The government submitted its 2012 economic prognosis to the House of Representatives on Friday with an optimistic outlook despite concerns over the country’s high inflation.

The country’s economy is forecast to grow by between 6.5 percent and 6.9 percent next year versus 6.4 percent projected this year and 6.1 percent last year, Finance Minister Agus Martowardojo told a plenary session during his presentation of the economic prognosis.

“To reach the economic growth expansion and acceleration targets, we will first push growth in [outer] regions through the development of economic corridors.

“Second, we will boost infrastructure development to support interregional connectivity and third, push for more rapid development in Papua and West Papua,” Agus said after the plenary session.

The government has laid out an ambitious 2011-2025 master plan to become one of the world’s 10 largest economies, covering six economic corridors in different regions in the archipelago and requiring hundreds of billions of dollars in investment.

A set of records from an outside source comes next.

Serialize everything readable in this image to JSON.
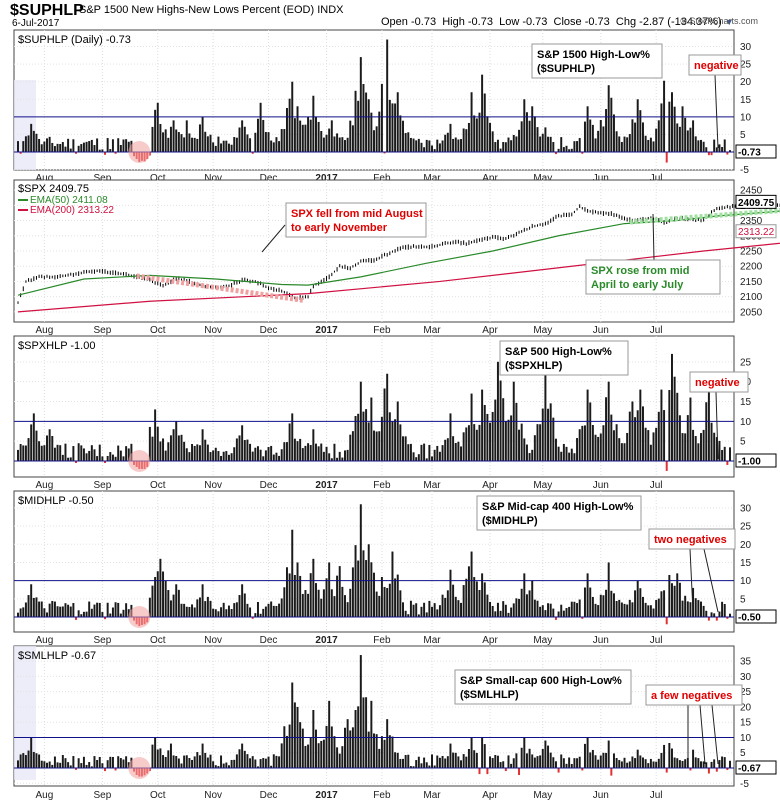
{
  "header": {
    "symbol": "$SUPHLP",
    "description": "S&P 1500 New Highs-New Lows Percent (EOD)",
    "exchange": "INDX",
    "date": "6-Jul-2017",
    "open_label": "Open",
    "open": "-0.73",
    "high_label": "High",
    "high": "-0.73",
    "low_label": "Low",
    "low": "-0.73",
    "close_label": "Close",
    "close": "-0.73",
    "chg_label": "Chg",
    "chg": "-2.87 (-134.37%)",
    "credit": "© StockCharts.com"
  },
  "colors": {
    "bar": "#1a1a1a",
    "neg": "#e03030",
    "ref": "#10108a",
    "ema50": "#2a8a2a",
    "ema200": "#d01040",
    "price": "#000000",
    "redNote": "#e00000",
    "greenNote": "#2a8a2a"
  },
  "chart_data": [
    {
      "type": "bar",
      "id": "suphlp",
      "legend": "$SUPHLP (Daily) -0.73",
      "yticks": [
        -5,
        0,
        5,
        10,
        15,
        20,
        25,
        30
      ],
      "ylim": [
        -6,
        33
      ],
      "ref_line": 10,
      "last_value": "-0.73",
      "x_labels": [
        "Aug",
        "Sep",
        "Oct",
        "Nov",
        "Dec",
        "2017",
        "Feb",
        "Mar",
        "Apr",
        "May",
        "Jun",
        "Jul"
      ],
      "spikes": [
        [
          5,
          8
        ],
        [
          52,
          12
        ],
        [
          53,
          14
        ],
        [
          59,
          9
        ],
        [
          64,
          9
        ],
        [
          70,
          10
        ],
        [
          85,
          9
        ],
        [
          92,
          14
        ],
        [
          104,
          20
        ],
        [
          106,
          13
        ],
        [
          112,
          16
        ],
        [
          119,
          9
        ],
        [
          130,
          27
        ],
        [
          133,
          15
        ],
        [
          140,
          32
        ],
        [
          144,
          17
        ],
        [
          164,
          8
        ],
        [
          172,
          17
        ],
        [
          176,
          22
        ],
        [
          192,
          15
        ],
        [
          195,
          13
        ],
        [
          200,
          7
        ],
        [
          216,
          13
        ],
        [
          224,
          19
        ],
        [
          235,
          15
        ],
        [
          246,
          26
        ],
        [
          248,
          17
        ],
        [
          252,
          13
        ],
        [
          256,
          9
        ]
      ],
      "neg_bars": [
        [
          1,
          -0.5
        ],
        [
          22,
          -0.5
        ],
        [
          33,
          -0.8
        ],
        [
          37,
          -0.5
        ],
        [
          44,
          -1.2
        ],
        [
          45,
          -2
        ],
        [
          46,
          -2.8
        ],
        [
          47,
          -2.5
        ],
        [
          48,
          -2.7
        ],
        [
          49,
          -2
        ],
        [
          50,
          -1
        ],
        [
          89,
          -0.5
        ],
        [
          139,
          -0.4
        ],
        [
          204,
          -0.6
        ],
        [
          214,
          -0.5
        ],
        [
          246,
          -3
        ],
        [
          262,
          -0.9
        ],
        [
          263,
          -0.9
        ],
        [
          269,
          -0.73
        ]
      ],
      "annotations": [
        {
          "text": "S&P 1500 High-Low%",
          "text2": "($SUPHLP)",
          "color": "#000000"
        },
        {
          "text": "negative",
          "color": "#e00000"
        }
      ]
    },
    {
      "type": "line",
      "id": "spx",
      "legend": "$SPX 2409.75",
      "ema50_label": "EMA(50) 2411.08",
      "ema200_label": "EMA(200) 2313.22",
      "yticks": [
        2050,
        2100,
        2150,
        2200,
        2250,
        2300,
        2350,
        2400,
        2450
      ],
      "ylim": [
        2030,
        2470
      ],
      "last_value": "2409.75",
      "ema200_value": "2313.22",
      "x_labels": [
        "Aug",
        "Sep",
        "Oct",
        "Nov",
        "Dec",
        "2017",
        "Feb",
        "Mar",
        "Apr",
        "May",
        "Jun",
        "Jul"
      ],
      "price_points": [
        [
          0,
          2080
        ],
        [
          3,
          2150
        ],
        [
          8,
          2165
        ],
        [
          15,
          2165
        ],
        [
          22,
          2175
        ],
        [
          30,
          2185
        ],
        [
          38,
          2178
        ],
        [
          45,
          2165
        ],
        [
          50,
          2155
        ],
        [
          55,
          2135
        ],
        [
          60,
          2160
        ],
        [
          65,
          2150
        ],
        [
          70,
          2135
        ],
        [
          75,
          2130
        ],
        [
          80,
          2135
        ],
        [
          85,
          2155
        ],
        [
          90,
          2150
        ],
        [
          95,
          2128
        ],
        [
          100,
          2120
        ],
        [
          105,
          2095
        ],
        [
          110,
          2100
        ],
        [
          112,
          2135
        ],
        [
          118,
          2165
        ],
        [
          122,
          2200
        ],
        [
          126,
          2195
        ],
        [
          130,
          2215
        ],
        [
          135,
          2220
        ],
        [
          140,
          2240
        ],
        [
          145,
          2260
        ],
        [
          150,
          2265
        ],
        [
          155,
          2262
        ],
        [
          160,
          2270
        ],
        [
          165,
          2280
        ],
        [
          170,
          2275
        ],
        [
          175,
          2285
        ],
        [
          180,
          2295
        ],
        [
          185,
          2290
        ],
        [
          190,
          2310
        ],
        [
          195,
          2330
        ],
        [
          200,
          2340
        ],
        [
          205,
          2365
        ],
        [
          210,
          2370
        ],
        [
          213,
          2395
        ],
        [
          216,
          2382
        ],
        [
          220,
          2375
        ],
        [
          225,
          2372
        ],
        [
          230,
          2355
        ],
        [
          235,
          2350
        ],
        [
          240,
          2360
        ],
        [
          245,
          2345
        ],
        [
          250,
          2358
        ],
        [
          255,
          2355
        ],
        [
          260,
          2352
        ],
        [
          265,
          2390
        ],
        [
          270,
          2395
        ],
        [
          275,
          2398
        ],
        [
          280,
          2400
        ],
        [
          285,
          2395
        ],
        [
          290,
          2400
        ],
        [
          295,
          2410
        ],
        [
          300,
          2425
        ],
        [
          305,
          2430
        ],
        [
          310,
          2440
        ],
        [
          315,
          2435
        ],
        [
          320,
          2440
        ],
        [
          324,
          2445
        ],
        [
          328,
          2430
        ],
        [
          332,
          2430
        ],
        [
          335,
          2428
        ]
      ],
      "ema50_points": [
        [
          0,
          2105
        ],
        [
          25,
          2158
        ],
        [
          50,
          2170
        ],
        [
          75,
          2158
        ],
        [
          100,
          2140
        ],
        [
          110,
          2138
        ],
        [
          130,
          2165
        ],
        [
          155,
          2210
        ],
        [
          180,
          2250
        ],
        [
          205,
          2300
        ],
        [
          230,
          2340
        ],
        [
          250,
          2350
        ],
        [
          265,
          2365
        ],
        [
          285,
          2378
        ],
        [
          305,
          2395
        ],
        [
          325,
          2411
        ],
        [
          335,
          2411
        ]
      ],
      "ema200_points": [
        [
          0,
          2050
        ],
        [
          50,
          2085
        ],
        [
          110,
          2110
        ],
        [
          160,
          2150
        ],
        [
          210,
          2200
        ],
        [
          260,
          2250
        ],
        [
          300,
          2285
        ],
        [
          335,
          2313
        ]
      ],
      "annotations": [
        {
          "text": "SPX fell from mid August",
          "text2": "to early November",
          "color": "#e00000"
        },
        {
          "text": "SPX rose from mid",
          "text2": "April to early July",
          "color": "#2a8a2a"
        }
      ]
    },
    {
      "type": "bar",
      "id": "spxhlp",
      "legend": "$SPXHLP -1.00",
      "yticks": [
        -5,
        0,
        5,
        10,
        15,
        20,
        25
      ],
      "ylim": [
        -6,
        30
      ],
      "ref_line": 10,
      "last_value": "-1.00",
      "x_labels": [
        "Aug",
        "Sep",
        "Oct",
        "Nov",
        "Dec",
        "2017",
        "Feb",
        "Mar",
        "Apr",
        "May",
        "Jun",
        "Jul"
      ],
      "spikes": [
        [
          6,
          12
        ],
        [
          12,
          8
        ],
        [
          45,
          9
        ],
        [
          52,
          13
        ],
        [
          60,
          10
        ],
        [
          70,
          8
        ],
        [
          85,
          9
        ],
        [
          104,
          12
        ],
        [
          112,
          8
        ],
        [
          130,
          20
        ],
        [
          134,
          16
        ],
        [
          140,
          22
        ],
        [
          144,
          15
        ],
        [
          164,
          12
        ],
        [
          172,
          17
        ],
        [
          176,
          18
        ],
        [
          182,
          25
        ],
        [
          188,
          20
        ],
        [
          200,
          22
        ],
        [
          216,
          18
        ],
        [
          224,
          20
        ],
        [
          233,
          15
        ],
        [
          236,
          18
        ],
        [
          244,
          18
        ],
        [
          248,
          27
        ],
        [
          255,
          16
        ],
        [
          262,
          18
        ]
      ],
      "neg_bars": [
        [
          44,
          -1
        ],
        [
          45,
          -1.5
        ],
        [
          46,
          -2
        ],
        [
          47,
          -2
        ],
        [
          48,
          -2
        ],
        [
          49,
          -1.5
        ],
        [
          22,
          -0.5
        ],
        [
          33,
          -0.5
        ],
        [
          246,
          -2.5
        ],
        [
          269,
          -1
        ]
      ],
      "annotations": [
        {
          "text": "S&P 500 High-Low%",
          "text2": "($SPXHLP)",
          "color": "#000000"
        },
        {
          "text": "negative",
          "color": "#e00000"
        }
      ]
    },
    {
      "type": "bar",
      "id": "midhlp",
      "legend": "$MIDHLP -0.50",
      "yticks": [
        -5,
        0,
        5,
        10,
        15,
        20,
        25,
        30
      ],
      "ylim": [
        -6,
        33
      ],
      "ref_line": 10,
      "last_value": "-0.50",
      "x_labels": [
        "Aug",
        "Sep",
        "Oct",
        "Nov",
        "Dec",
        "2017",
        "Feb",
        "Mar",
        "Apr",
        "May",
        "Jun",
        "Jul"
      ],
      "spikes": [
        [
          5,
          9
        ],
        [
          52,
          11
        ],
        [
          54,
          16
        ],
        [
          60,
          9
        ],
        [
          70,
          9
        ],
        [
          85,
          9
        ],
        [
          104,
          24
        ],
        [
          106,
          15
        ],
        [
          112,
          16
        ],
        [
          118,
          15
        ],
        [
          122,
          14
        ],
        [
          130,
          31
        ],
        [
          133,
          20
        ],
        [
          138,
          11
        ],
        [
          142,
          18
        ],
        [
          164,
          13
        ],
        [
          172,
          18
        ],
        [
          176,
          12
        ],
        [
          192,
          12
        ],
        [
          195,
          10
        ],
        [
          216,
          12
        ],
        [
          224,
          15
        ],
        [
          235,
          10
        ],
        [
          246,
          14
        ],
        [
          250,
          12
        ],
        [
          256,
          8
        ]
      ],
      "neg_bars": [
        [
          22,
          -0.8
        ],
        [
          33,
          -0.6
        ],
        [
          44,
          -1
        ],
        [
          45,
          -2
        ],
        [
          46,
          -2.5
        ],
        [
          47,
          -2.2
        ],
        [
          48,
          -2
        ],
        [
          49,
          -1.5
        ],
        [
          89,
          -0.5
        ],
        [
          204,
          -0.8
        ],
        [
          214,
          -0.5
        ],
        [
          246,
          -2
        ],
        [
          262,
          -1
        ],
        [
          265,
          -1
        ],
        [
          269,
          -0.5
        ]
      ],
      "annotations": [
        {
          "text": "S&P Mid-cap 400 High-Low%",
          "text2": "($MIDHLP)",
          "color": "#000000"
        },
        {
          "text": "two negatives",
          "color": "#e00000"
        }
      ]
    },
    {
      "type": "bar",
      "id": "smlhlp",
      "legend": "$SMLHLP -0.67",
      "yticks": [
        -5,
        0,
        5,
        10,
        15,
        20,
        25,
        30,
        35
      ],
      "ylim": [
        -6,
        38
      ],
      "ref_line": 10,
      "last_value": "-0.67",
      "x_labels": [
        "Aug",
        "Sep",
        "Oct",
        "Nov",
        "Dec",
        "2017",
        "Feb",
        "Mar",
        "Apr",
        "May",
        "Jun",
        "Jul"
      ],
      "spikes": [
        [
          5,
          10
        ],
        [
          52,
          10
        ],
        [
          58,
          8
        ],
        [
          70,
          8
        ],
        [
          85,
          8
        ],
        [
          104,
          28
        ],
        [
          106,
          20
        ],
        [
          112,
          19
        ],
        [
          118,
          22
        ],
        [
          125,
          16
        ],
        [
          128,
          19
        ],
        [
          130,
          37
        ],
        [
          134,
          22
        ],
        [
          140,
          16
        ],
        [
          164,
          8
        ],
        [
          172,
          10
        ],
        [
          176,
          10
        ],
        [
          192,
          10
        ],
        [
          200,
          9
        ],
        [
          216,
          10
        ],
        [
          224,
          9
        ],
        [
          235,
          6
        ],
        [
          246,
          10
        ],
        [
          256,
          6
        ]
      ],
      "neg_bars": [
        [
          22,
          -0.6
        ],
        [
          33,
          -1
        ],
        [
          37,
          -0.8
        ],
        [
          44,
          -1.2
        ],
        [
          45,
          -2.3
        ],
        [
          46,
          -2.8
        ],
        [
          47,
          -2.8
        ],
        [
          48,
          -2.4
        ],
        [
          49,
          -1.8
        ],
        [
          50,
          -1
        ],
        [
          175,
          -2
        ],
        [
          178,
          -2
        ],
        [
          185,
          -1
        ],
        [
          190,
          -2.3
        ],
        [
          205,
          -1.5
        ],
        [
          214,
          -0.8
        ],
        [
          225,
          -2.5
        ],
        [
          246,
          -1.5
        ],
        [
          255,
          -0.8
        ],
        [
          262,
          -1.8
        ],
        [
          265,
          -1.2
        ],
        [
          269,
          -0.67
        ]
      ],
      "annotations": [
        {
          "text": "S&P Small-cap 600 High-Low%",
          "text2": "($SMLHLP)",
          "color": "#000000"
        },
        {
          "text": "a few negatives",
          "color": "#e00000"
        }
      ]
    }
  ]
}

The government is optimistic its monetary policy, which would be adopted to achieve the higher economic target, would not cause overheating in the economy as there would be an increase in supply, especially of food products.

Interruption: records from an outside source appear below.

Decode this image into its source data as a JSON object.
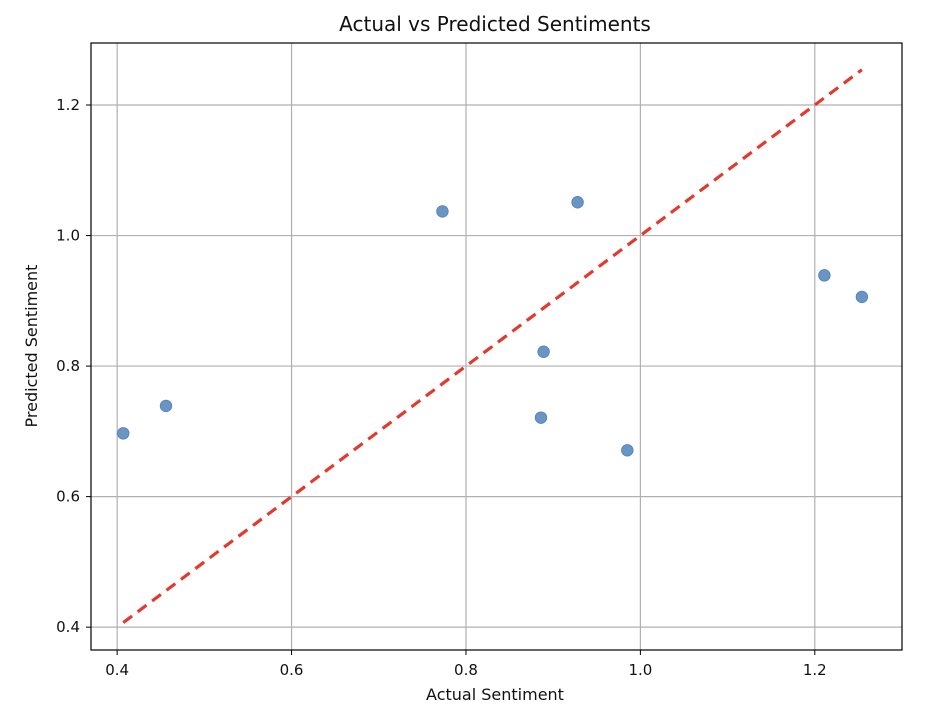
{
  "chart_data": {
    "type": "scatter",
    "title": "Actual vs Predicted Sentiments",
    "xlabel": "Actual Sentiment",
    "ylabel": "Predicted Sentiment",
    "xlim": [
      0.37,
      1.3
    ],
    "ylim": [
      0.365,
      1.295
    ],
    "xticks": [
      0.4,
      0.6,
      0.8,
      1.0,
      1.2
    ],
    "yticks": [
      0.4,
      0.6,
      0.8,
      1.0,
      1.2
    ],
    "xtick_labels": [
      "0.4",
      "0.6",
      "0.8",
      "1.0",
      "1.2"
    ],
    "ytick_labels": [
      "0.4",
      "0.6",
      "0.8",
      "1.0",
      "1.2"
    ],
    "grid": true,
    "points": [
      {
        "x": 0.407,
        "y": 0.697
      },
      {
        "x": 0.456,
        "y": 0.739
      },
      {
        "x": 0.773,
        "y": 1.037
      },
      {
        "x": 0.928,
        "y": 1.051
      },
      {
        "x": 0.889,
        "y": 0.822
      },
      {
        "x": 0.886,
        "y": 0.721
      },
      {
        "x": 0.985,
        "y": 0.671
      },
      {
        "x": 1.211,
        "y": 0.939
      },
      {
        "x": 1.254,
        "y": 0.906
      }
    ],
    "reference_line": {
      "x": [
        0.407,
        1.254
      ],
      "y": [
        0.407,
        1.254
      ],
      "style": "dashed"
    },
    "colors": {
      "points": "#4f81b8",
      "reference_line": "#e23a2e"
    }
  }
}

The government estimates inflation would decrease to between 3.5 percent and 5.5 percent next year compared to its 5.3 percent target this year.

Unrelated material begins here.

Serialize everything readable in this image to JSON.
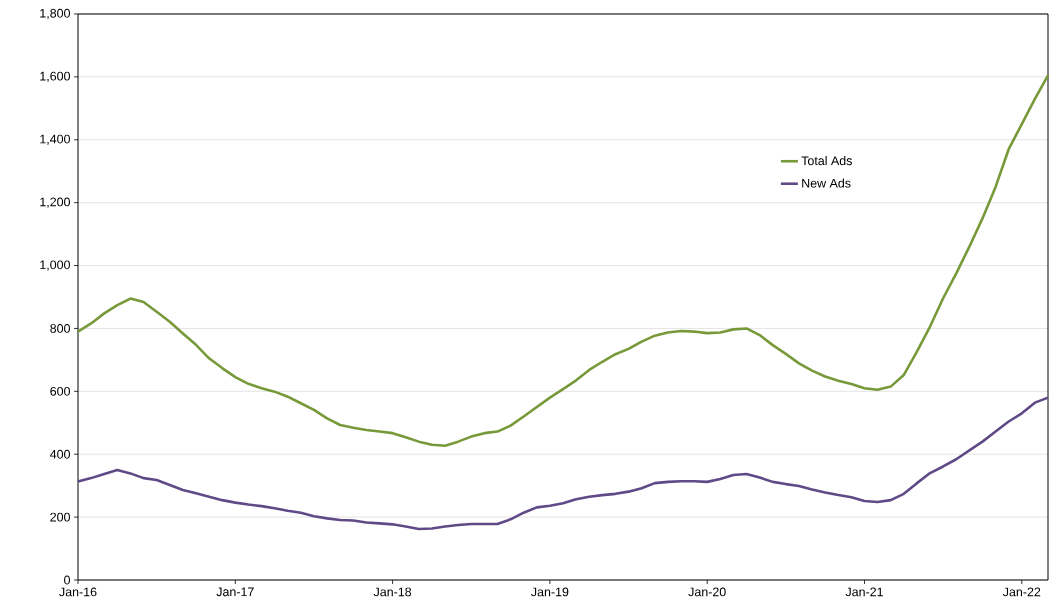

However, Agus acknowledged that surging inflationary pressure would remain among the major
obstacles to achieving the 2012 targets.

“The challenges to meet the 2012 targets include an unbalanced global economic recovery, the continuing eurozone crisis, global currency wars and surging global crude oil prices, which would affect soaring inflation.”

Despite an upward trend in global oil prices, the government was comfortable with its US$75 to $95 dollar per barrel target for Indonesia Crude Prices (ICP) next year compared with $80 this year, while it forecast oil lifting to remain steady at between 950,000 and 970,000 barrels per day.

The government is pessimistic on the rupiah exchange rate, forecasting it to trade at an average of between Rp 9,000 to Rp 9,300 to the dollar during the year.

The rupiah, one of Asia’s best performing currencies so far this year, has gained 5 percent year-to-date, touching seven-year highs of Rp 8,500 recently.

This year’s budget deficit would probably exceed the government’s assumption of 1.8 percent of GDP due to higher-than-expected crude oil prices, the Finance Ministry said in its budget report.

The ministry based its 2011 estimate on crude price assumption of $80 a barrel, and oil would probably trade at an average $90 to $100 a barrel this year, the report, released Friday, said.

Surging crude oil and commodity prices are threatening budgets in Asia. India may be forced to increase spending on subsidies, thwarting the government’s goal of cutting the budget deficit to a four-year low, central bank governor Duvvuri Subbarao said yesterday.

“Rising oil prices will put pressure on the budget this year, but it won’t be significant because the rupiah is stronger and government spending is still slow,” Eric Alexander Sugandi, a Jakarta-based economist at Standard Chartered Plc., told Bloomberg.